Experts with the Science for Climate Action Network (SCAN) will help urban planners better understand climate science and find concrete ways to cut climate-changing emissions and protect their cities and states, organizers said. "We need to reinforce the people who are ... in government trying to do this work," said Richard Moss, who chairs the group of SCAN experts and also headed the body's government predecessor.
That group, the Advisory Committee for the Sustained National Climate Assessment, was tasked with helping turn federally supported climate science into practical advice and action. Established under President Barack Obama, its mandate expired in 2017, after Trump took office.
"My understanding is it was dissolved by the Trump administration," said Jordan Levine, deputy communications director for energy and environment with the office of New York Governor Andrew Cuomo. New York state authorities, Columbia University and the American Meteorological Society revived the entity - which retains 11 of its original 15 members - last year with initial funding, Moss said.
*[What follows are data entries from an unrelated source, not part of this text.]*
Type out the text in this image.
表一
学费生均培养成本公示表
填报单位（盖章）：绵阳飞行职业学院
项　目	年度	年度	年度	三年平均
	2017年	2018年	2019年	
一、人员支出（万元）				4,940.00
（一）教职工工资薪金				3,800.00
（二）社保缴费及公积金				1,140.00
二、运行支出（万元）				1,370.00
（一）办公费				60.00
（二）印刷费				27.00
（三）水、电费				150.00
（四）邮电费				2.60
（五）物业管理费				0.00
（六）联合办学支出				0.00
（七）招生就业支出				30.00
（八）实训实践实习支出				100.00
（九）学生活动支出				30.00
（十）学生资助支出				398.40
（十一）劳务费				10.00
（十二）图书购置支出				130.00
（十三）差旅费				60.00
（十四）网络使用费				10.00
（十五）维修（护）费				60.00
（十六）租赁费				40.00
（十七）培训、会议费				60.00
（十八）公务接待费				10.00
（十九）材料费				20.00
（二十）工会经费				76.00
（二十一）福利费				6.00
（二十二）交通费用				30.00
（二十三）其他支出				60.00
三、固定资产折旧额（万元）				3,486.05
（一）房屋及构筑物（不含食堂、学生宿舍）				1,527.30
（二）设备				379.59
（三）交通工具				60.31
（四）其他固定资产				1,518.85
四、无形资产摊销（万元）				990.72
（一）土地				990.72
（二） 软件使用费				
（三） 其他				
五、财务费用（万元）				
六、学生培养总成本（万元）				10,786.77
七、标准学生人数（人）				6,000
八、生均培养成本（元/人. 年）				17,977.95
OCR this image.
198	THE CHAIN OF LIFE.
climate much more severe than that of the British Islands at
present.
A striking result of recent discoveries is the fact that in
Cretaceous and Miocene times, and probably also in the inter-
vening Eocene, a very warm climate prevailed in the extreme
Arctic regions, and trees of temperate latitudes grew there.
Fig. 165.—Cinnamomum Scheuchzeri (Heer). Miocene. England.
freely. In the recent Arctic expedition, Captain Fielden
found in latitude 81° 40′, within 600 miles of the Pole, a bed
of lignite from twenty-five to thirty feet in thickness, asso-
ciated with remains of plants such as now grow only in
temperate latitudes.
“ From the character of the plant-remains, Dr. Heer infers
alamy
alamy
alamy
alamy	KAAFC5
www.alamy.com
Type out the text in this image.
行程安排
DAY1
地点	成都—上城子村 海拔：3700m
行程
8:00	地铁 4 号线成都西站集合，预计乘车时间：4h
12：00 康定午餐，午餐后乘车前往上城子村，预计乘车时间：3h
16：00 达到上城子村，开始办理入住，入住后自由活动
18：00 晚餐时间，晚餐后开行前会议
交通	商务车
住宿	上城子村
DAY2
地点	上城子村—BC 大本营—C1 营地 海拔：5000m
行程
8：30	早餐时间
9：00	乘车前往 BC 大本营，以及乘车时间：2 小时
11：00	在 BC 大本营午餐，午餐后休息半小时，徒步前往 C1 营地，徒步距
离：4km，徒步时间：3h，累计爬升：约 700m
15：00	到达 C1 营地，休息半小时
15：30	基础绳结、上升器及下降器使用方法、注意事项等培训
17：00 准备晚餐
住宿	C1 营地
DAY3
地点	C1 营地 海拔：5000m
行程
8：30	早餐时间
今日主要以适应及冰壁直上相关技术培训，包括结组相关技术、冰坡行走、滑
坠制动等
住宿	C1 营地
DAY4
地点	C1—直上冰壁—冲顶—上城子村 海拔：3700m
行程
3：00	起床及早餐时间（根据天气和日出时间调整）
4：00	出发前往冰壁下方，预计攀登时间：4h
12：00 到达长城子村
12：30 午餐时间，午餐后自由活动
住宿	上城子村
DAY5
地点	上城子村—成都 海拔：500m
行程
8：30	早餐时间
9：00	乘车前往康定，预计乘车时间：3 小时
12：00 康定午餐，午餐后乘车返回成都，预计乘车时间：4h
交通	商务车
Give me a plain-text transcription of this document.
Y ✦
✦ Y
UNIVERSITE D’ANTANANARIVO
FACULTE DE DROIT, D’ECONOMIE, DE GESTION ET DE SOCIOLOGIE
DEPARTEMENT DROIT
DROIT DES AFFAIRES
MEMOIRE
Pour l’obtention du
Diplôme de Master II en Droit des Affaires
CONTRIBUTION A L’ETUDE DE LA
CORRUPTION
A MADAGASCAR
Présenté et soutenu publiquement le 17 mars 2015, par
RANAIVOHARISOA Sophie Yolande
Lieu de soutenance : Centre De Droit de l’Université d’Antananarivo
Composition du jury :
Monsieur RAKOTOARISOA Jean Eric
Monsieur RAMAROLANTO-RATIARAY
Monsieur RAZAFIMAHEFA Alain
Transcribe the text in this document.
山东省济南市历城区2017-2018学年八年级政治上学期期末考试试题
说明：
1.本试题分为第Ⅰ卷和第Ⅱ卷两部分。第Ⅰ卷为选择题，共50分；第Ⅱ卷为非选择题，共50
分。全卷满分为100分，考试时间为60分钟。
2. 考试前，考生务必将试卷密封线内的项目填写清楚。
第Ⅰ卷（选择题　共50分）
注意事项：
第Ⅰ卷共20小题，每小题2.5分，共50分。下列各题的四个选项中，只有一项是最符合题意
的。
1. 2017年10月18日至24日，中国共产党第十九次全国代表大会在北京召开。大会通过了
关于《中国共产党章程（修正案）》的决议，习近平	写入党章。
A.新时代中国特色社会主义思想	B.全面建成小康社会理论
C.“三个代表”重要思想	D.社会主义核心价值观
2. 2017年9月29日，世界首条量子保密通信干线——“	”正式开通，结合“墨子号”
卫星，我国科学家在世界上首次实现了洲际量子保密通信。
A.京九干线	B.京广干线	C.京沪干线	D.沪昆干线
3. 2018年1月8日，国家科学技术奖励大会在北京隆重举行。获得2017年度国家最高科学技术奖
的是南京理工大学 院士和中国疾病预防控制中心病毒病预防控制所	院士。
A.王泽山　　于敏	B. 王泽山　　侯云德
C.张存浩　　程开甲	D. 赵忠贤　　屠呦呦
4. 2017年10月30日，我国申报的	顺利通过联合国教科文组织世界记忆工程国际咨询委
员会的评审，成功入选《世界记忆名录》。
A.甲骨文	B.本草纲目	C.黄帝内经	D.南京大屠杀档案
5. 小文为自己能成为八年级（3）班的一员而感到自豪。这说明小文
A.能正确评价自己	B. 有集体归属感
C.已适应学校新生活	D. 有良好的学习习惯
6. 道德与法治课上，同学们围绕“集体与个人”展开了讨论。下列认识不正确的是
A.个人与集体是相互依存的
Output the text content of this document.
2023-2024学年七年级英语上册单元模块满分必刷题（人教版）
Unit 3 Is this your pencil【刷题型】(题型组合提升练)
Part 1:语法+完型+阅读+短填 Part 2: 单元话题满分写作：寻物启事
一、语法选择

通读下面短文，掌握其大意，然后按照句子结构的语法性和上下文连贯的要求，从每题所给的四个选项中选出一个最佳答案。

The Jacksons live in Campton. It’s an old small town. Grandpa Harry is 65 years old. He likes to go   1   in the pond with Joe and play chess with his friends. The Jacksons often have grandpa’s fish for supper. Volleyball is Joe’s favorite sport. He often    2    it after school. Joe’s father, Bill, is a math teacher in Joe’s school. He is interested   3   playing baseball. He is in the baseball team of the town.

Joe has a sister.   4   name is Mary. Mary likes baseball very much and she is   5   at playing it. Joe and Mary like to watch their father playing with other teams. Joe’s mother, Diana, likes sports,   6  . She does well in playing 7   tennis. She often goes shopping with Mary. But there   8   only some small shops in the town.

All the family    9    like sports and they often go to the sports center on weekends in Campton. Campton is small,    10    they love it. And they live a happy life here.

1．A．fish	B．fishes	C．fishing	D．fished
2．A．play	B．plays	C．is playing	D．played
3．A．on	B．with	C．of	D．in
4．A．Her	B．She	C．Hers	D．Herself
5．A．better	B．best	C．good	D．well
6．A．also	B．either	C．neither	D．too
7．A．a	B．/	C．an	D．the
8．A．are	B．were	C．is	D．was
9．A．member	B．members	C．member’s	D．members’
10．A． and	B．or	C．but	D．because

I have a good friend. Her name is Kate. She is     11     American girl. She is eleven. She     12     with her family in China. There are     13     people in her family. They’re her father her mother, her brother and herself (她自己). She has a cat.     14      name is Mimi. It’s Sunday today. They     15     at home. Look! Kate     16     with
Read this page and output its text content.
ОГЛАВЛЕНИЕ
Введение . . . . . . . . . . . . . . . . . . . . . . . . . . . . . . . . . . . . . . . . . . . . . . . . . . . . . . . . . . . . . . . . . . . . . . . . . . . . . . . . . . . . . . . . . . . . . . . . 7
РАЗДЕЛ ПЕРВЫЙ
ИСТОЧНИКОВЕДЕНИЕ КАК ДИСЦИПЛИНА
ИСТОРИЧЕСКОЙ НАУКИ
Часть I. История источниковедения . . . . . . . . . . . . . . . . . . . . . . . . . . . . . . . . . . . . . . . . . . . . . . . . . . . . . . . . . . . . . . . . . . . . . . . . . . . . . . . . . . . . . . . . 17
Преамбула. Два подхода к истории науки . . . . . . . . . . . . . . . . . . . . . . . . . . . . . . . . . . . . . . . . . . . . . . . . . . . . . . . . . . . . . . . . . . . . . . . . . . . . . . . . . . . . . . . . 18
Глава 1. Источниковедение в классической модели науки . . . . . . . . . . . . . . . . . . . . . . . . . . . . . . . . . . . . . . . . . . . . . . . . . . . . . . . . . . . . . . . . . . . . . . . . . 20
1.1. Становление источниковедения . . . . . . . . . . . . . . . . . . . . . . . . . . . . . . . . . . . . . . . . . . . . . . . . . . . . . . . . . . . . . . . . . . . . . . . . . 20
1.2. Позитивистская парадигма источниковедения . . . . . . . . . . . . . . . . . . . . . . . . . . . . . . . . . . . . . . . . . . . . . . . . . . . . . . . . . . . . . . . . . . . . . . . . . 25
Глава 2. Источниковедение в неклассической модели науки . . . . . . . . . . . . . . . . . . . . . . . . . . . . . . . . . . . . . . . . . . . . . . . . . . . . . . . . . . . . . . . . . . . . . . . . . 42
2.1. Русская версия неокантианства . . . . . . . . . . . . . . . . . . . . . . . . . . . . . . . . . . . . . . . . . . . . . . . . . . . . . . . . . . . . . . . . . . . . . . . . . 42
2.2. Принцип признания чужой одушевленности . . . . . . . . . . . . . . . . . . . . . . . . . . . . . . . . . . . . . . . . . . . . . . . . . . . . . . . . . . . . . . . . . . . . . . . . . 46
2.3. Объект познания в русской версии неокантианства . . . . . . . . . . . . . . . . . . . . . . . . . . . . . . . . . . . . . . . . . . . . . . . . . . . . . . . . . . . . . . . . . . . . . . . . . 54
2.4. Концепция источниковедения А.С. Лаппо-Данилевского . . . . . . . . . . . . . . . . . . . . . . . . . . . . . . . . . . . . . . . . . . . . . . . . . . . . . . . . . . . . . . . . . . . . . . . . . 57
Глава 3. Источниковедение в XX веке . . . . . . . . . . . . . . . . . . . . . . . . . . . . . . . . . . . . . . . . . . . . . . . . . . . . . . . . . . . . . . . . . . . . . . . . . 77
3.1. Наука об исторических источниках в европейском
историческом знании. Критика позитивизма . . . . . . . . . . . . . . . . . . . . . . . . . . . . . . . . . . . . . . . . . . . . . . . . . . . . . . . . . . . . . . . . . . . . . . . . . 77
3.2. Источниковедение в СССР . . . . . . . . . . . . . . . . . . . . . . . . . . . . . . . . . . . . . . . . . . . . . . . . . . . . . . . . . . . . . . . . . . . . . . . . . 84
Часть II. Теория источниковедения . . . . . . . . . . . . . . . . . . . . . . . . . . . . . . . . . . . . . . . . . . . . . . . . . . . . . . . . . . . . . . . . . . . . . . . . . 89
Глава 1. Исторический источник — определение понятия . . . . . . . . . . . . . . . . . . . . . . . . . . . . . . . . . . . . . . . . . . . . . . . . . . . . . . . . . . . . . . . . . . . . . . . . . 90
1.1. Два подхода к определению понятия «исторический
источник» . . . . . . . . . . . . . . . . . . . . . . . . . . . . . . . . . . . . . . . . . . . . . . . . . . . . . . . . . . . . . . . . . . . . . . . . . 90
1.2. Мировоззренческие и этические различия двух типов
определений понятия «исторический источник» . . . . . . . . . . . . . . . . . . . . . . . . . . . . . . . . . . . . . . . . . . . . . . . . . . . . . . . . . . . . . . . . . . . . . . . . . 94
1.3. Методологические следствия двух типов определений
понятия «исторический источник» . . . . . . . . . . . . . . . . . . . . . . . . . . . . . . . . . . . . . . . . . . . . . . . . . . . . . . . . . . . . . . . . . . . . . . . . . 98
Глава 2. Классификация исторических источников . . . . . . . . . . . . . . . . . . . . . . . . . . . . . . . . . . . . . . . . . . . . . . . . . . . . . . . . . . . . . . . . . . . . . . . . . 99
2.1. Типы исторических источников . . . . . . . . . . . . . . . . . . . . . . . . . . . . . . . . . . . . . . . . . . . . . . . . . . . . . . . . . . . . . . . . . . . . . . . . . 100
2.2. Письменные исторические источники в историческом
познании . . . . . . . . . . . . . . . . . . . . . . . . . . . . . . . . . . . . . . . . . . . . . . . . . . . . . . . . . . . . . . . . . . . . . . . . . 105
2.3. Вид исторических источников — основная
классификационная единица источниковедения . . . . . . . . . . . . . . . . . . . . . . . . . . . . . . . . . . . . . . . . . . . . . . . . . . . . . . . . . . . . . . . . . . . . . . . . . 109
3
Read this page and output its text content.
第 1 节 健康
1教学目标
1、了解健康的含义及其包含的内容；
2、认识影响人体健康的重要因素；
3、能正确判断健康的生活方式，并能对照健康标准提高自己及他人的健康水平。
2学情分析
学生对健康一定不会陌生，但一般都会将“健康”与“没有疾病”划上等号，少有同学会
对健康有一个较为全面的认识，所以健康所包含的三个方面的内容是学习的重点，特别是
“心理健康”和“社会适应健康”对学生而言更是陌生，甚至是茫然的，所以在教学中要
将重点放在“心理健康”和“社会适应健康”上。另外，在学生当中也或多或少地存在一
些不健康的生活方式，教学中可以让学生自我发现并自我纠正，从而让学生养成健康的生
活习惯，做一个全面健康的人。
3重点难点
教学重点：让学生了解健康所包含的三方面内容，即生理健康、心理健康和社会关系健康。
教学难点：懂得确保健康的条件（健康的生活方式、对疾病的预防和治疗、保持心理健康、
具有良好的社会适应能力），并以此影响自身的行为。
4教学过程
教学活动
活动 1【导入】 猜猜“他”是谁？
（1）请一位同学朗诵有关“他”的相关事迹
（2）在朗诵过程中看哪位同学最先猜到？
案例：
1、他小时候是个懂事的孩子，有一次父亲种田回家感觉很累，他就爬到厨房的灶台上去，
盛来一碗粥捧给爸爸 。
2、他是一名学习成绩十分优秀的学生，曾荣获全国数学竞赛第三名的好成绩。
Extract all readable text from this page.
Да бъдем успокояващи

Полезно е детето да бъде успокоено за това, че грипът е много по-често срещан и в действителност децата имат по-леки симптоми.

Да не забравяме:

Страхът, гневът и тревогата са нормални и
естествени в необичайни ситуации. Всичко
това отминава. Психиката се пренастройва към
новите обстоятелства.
"The federal government continues to deny climate change and ignore the dire need to strengthen the resilience of our communities," Cuomo said in a statement at SCAN's launch. SCAN aims to translate into smart planning the findings of a landmark government report, released in November, that outlined the projected impact of global warming on every corner of American society.
The congressionally-mandated report - dismissed as inaccurate by Trump's White House - said climate change will cost the U.S. economy hundreds of billions of dollars by the end of the century, hitting everything from health to infrastructure. But urban planners now need help translating the dense, more than 1,500-page document into policy, Moss said.
As they try to prepare for coming threats, mid-size and small cities - and poorer ones in particular - risk getting lost in a maze of databases, unlike larger ones staffed with specialists are able to take more informed decisions on things like fending off worsening floods and hurricanes. "What we're determined to help them figure out is, in the context of what they're already doing, how can they use climate information to make a better decision?" Moss asked.
SCAN will give planners and other officials advice, for instance, on how to make their infrastructure, from ponds to parks, resilient to risks such as wildfire or flooding, he said.